On Saturday we sat outside in the sun with Dad and he asked if his legs were going brown!  We had a good afternoon listening to music and I read some stroke patient’s recovery stories from ‘Stroke News’ – a monthly magazine we have now subscribed to – which kept Dad’s interest. I asked the Nurse if Dad was still on his anti-depressants as he is very emotional again - she confirmed his meds hadn't changed.

Dad is still refusing to eat breakfast.  But when I asked Dad if he knew where he was each morning when he woke up he said ‘no’.  So if he is unsettled in a morning I can understand why he wouldn’t want to eat - although I’m sure if Mum was with him giving him reassurance he would eat his breakfast.  I suggested putting something on Dad’s wall so he could read it each morning to understand where he is and what has happened to him – maybe that would help?  Dad continues to eat most of his lunch and all of his dinner.  He still needs to be eating more to sustain his weight.  I would say Dad’s core is getting stronger from sitting in the wheelchair and so he is continuing to make progress - I just hope he makes progress with his physio so that he will soon get to the stage where he can stand.
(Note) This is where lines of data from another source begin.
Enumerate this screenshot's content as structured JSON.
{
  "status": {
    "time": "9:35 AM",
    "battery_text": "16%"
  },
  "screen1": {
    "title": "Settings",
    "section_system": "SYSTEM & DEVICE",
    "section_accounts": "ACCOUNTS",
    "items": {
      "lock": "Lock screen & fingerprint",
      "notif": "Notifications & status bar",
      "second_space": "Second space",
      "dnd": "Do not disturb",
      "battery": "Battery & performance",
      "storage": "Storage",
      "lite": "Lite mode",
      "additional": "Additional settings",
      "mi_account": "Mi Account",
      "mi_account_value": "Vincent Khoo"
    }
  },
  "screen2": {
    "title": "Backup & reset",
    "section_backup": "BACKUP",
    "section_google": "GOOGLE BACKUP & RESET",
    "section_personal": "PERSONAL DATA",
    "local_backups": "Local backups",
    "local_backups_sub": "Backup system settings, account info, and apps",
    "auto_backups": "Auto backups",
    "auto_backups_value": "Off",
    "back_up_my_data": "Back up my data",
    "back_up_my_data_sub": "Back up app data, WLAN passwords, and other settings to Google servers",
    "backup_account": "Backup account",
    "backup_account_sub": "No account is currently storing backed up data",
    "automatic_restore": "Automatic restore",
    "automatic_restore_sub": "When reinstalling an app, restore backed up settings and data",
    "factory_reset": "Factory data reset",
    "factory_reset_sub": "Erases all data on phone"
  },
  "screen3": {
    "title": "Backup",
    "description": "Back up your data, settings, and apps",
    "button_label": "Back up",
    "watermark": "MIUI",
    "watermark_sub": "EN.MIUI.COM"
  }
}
Over the next couple of weeks, due to the holiday period, regular visitors to Dad will not be around – so please, if you would like to visit Dad, even for just an hour, do get in touch with me or Mum to arrange....your help and support would be much appreciated:

Update: Following a one to one conversation Mum had with one of the Nurses, she confirmed that although the 'additional' medication had been signed off by the Doctor, it would only ever be administered in very severe cases and unlikely to be used on Dad.  She also confirmed that the psychiatrist advised Dad is NOT suffering from depression (contradiction) and that he is emotional - he recommended that Dad was taken off the anti-depressants for that reason!  This therefore explains why Dad has been so emotional again over the last few days.